GLTRANS - (Incremental update to DW) Identifying newly inserted or updated records

 5 Replies
 0 Subscribed to this topic
 43 Subscribed to this forum
Sort:
Author
Messages
debika_sharma
Basic Member Send Private Message
Posts: 13
Basic Member
I am a data warehouse/BI architect developing a data warehouse that must extract records from GLTRANS once nightly. I don't want to do a full refresh of the GLTRANS table (that would mean pulling over several hundred million rows). Instead I would like to find a way to identify the new records and the records that have been updated since my last extract.

So for example, lets say I have in my data warehouse all records from GLTRANS through 2/22/07. When my ETL job runs on the next day, I want it to extract only those records that are new or have changed since 2/22/07.

Any suggestions would be extremely helpful.
Deleted User
New Member Send Private Message
Posts: 0
New Member

You can use the "Update_Date" field which holds the date when the the record was last inserted or updated in GLTRANS.

Note: Please check whether all the programs in your system updates the "update_date" field in GLTRANS when the record is modified.

When ever ETL job runs it needs to store the current date(Last_Run_date) into a table.
Next time ETL job runs it should pick up the last inserted date i.e highest(Last_Run_date) from that table.

A filter can be added to the ETL
Select * from GLTRANS where Update_Date > Last_Run_Date.

Hope this helps...

John Henley
Send Private Message
Posts: 3351
Debika,
What product are you using to do the ETL? I've had some success with Informatica doing incremental updates for some AR tables based on existence of primary keys for INSERTs and field changes for UPDATEs.

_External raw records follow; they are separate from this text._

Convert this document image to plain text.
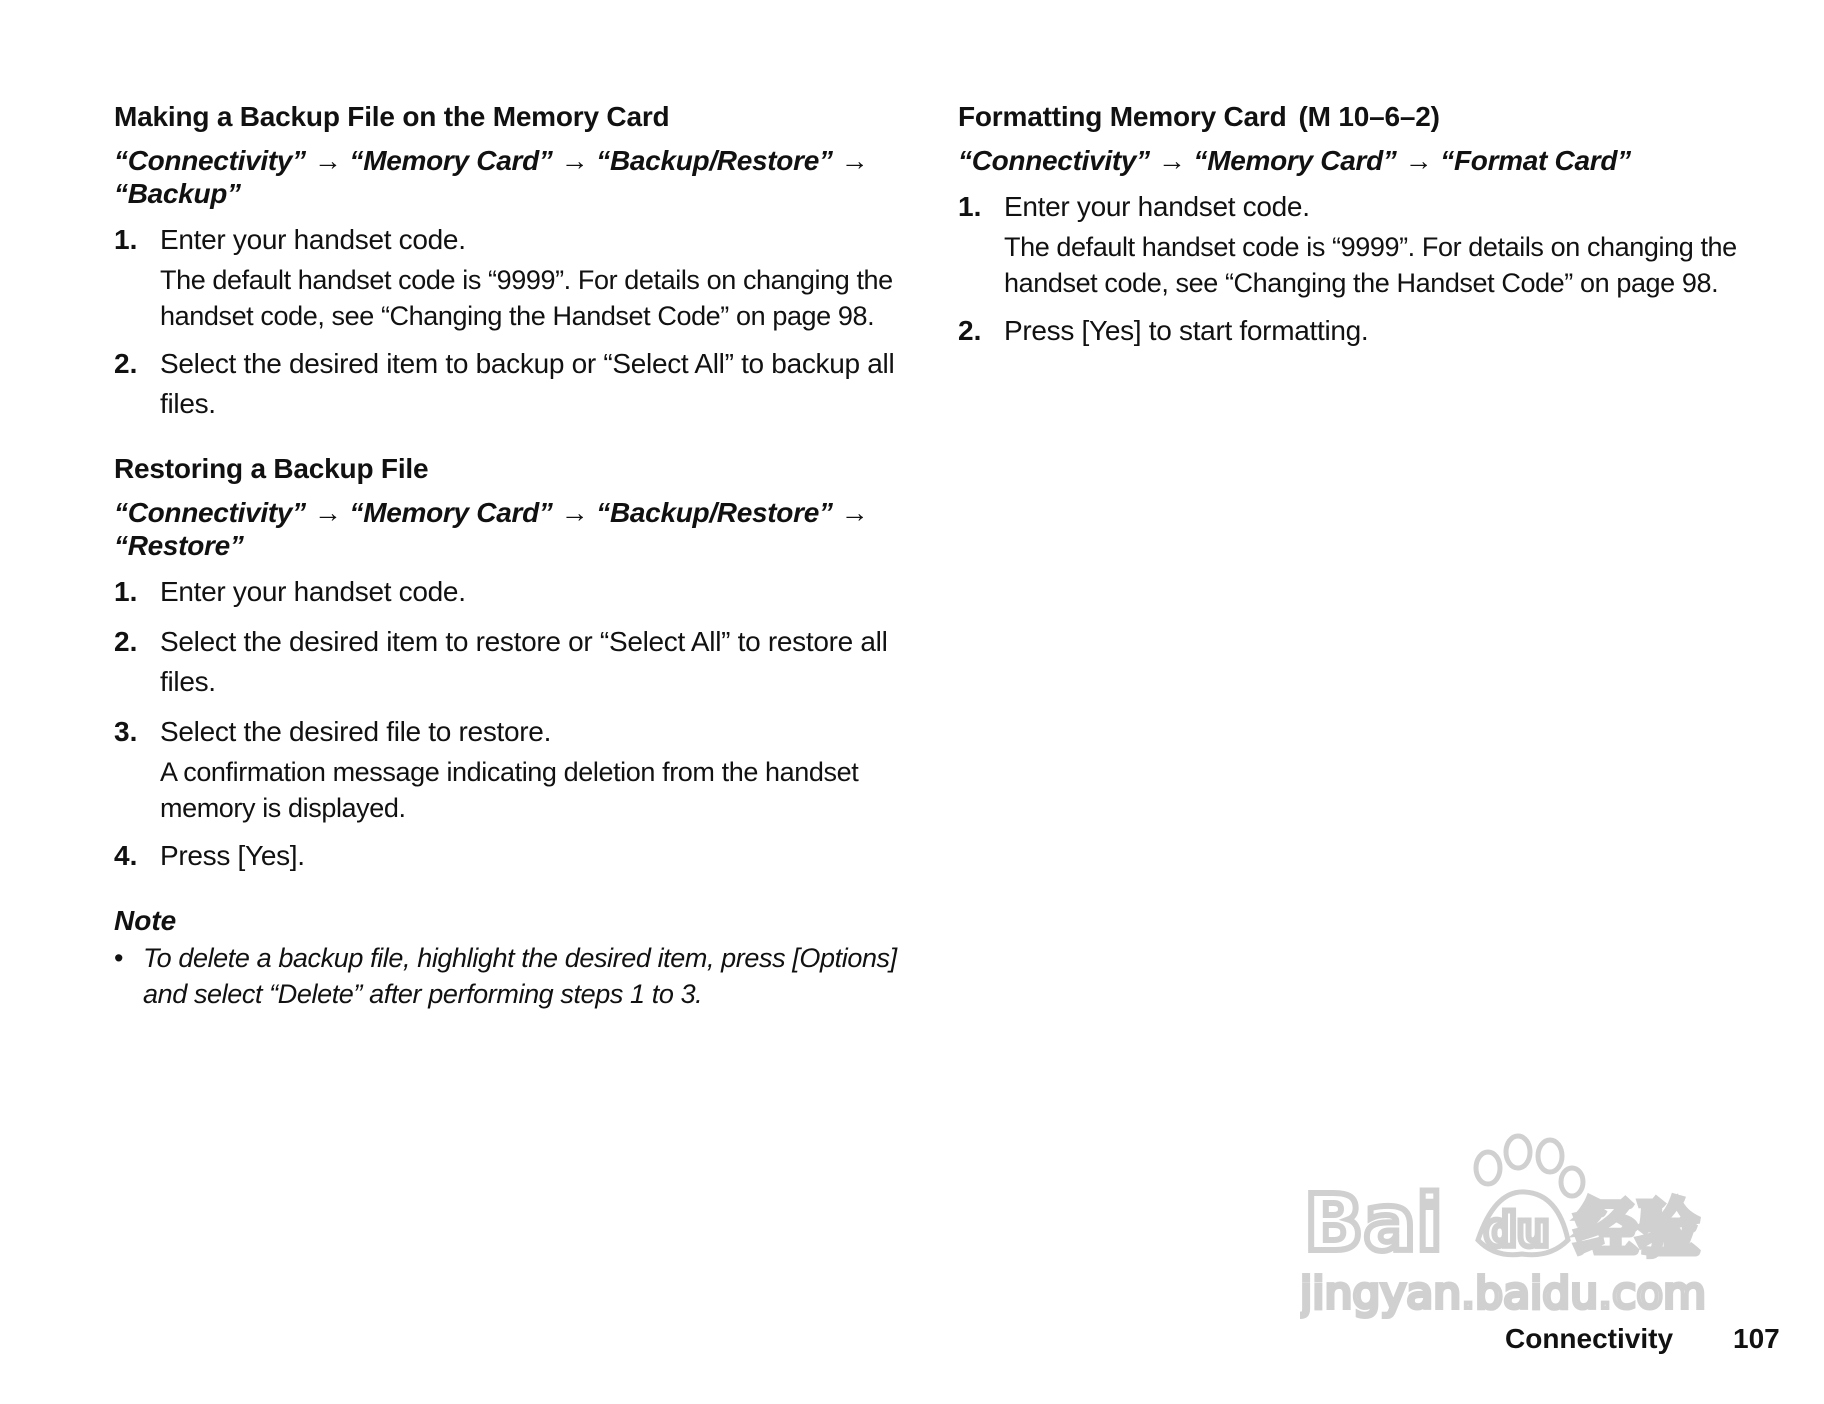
Making a Backup File on the Memory Card
“Connectivity” → “Memory Card” → “Backup/Restore” →
“Backup”
1. Enter your handset code.
The default handset code is “9999”. For details on changing the handset code, see “Changing the Handset Code” on page 98.
2. Select the desired item to backup or “Select All” to backup all files.
Restoring a Backup File
“Connectivity” → “Memory Card” → “Backup/Restore” →
“Restore”
1. Enter your handset code.
2. Select the desired item to restore or “Select All” to restore all files.
3. Select the desired file to restore.
A confirmation message indicating deletion from the handset memory is displayed.
4. Press [Yes].
Note
• To delete a backup file, highlight the desired item, press [Options] and select “Delete” after performing steps 1 to 3.
Formatting Memory Card (M 10–6–2)
“Connectivity” → “Memory Card” → “Format Card”
1. Enter your handset code.
The default handset code is “9999”. For details on changing the handset code, see “Changing the Handset Code” on page 98.
2. Press [Yes] to start formatting.
Bai du 经验
jingyan.baidu.com
Connectivity 107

That was necessary for the AR tables because they--like must of the Lawson tables--don't have update dates/times (or don't consistent them consistently.

I looked at GL190 and some of the GL programs, and it looks like update_date--as Saraj suggested--should work OK for GLTRANS.
Thanks for using the LawsonGuru.com forums!
John
debika_sharma
Basic Member Send Private Message
Posts: 13
Basic Member
Thanks for the feedback so far, however I am still in need of a solution due to conflicting scenarios that exist....

I thought I could use the update_date field, but I have a scenario that invalidates the logic. In our system, a record can be inserted into GLTRANS on 2/28/07 and not yet posted (so not in r-status 8 or 9). In this case the posted_date column is blank but the update_date column stores 2/28/07. Then, lets say this record actually posts on 8/31/07, at which point the posted date column would say 8/31/07 and the update_date column would remain unchanged and still say 2/28/07. In this scenario, I would not be able to identify this record.

Any feedback would be appreciated.

(To answer the other question - we are using Informatica for our ETL.)
John Henley
Send Private Message
Posts: 3351
Debika,
1. In your scenario, GL190 will change UPDATE_DATE from 2/28/07 to whatever the system date is when GL190 runs and the status changes to 9.
2. Have you looked at using Informatica's incremental updates? It does field-by-field comparisons and it's pretty fast, although with hundreds of millions of rows that may not be the case. I'm judging based on millions not hundreds of millions. However you could do some things to speed that up, like only looking current and future fiscal year, etc.
Thanks for using the LawsonGuru.com forums!
John
Deleted User
New Member Send Private Message
Posts: 0
New Member
I agree to what John suggested. GL190 should take care of your problem.
If you are still facing that problem then you can modify your ETL transformation to check whether Update_Date field or Posting_Date field is greater than your Last_Run_Date. The logical "OR" will always return you the row if it was posted or modified/inserted. Well I had came across similar situation and it worked but we were using OWB (Oracle Warehouse Builder) - ETL tool.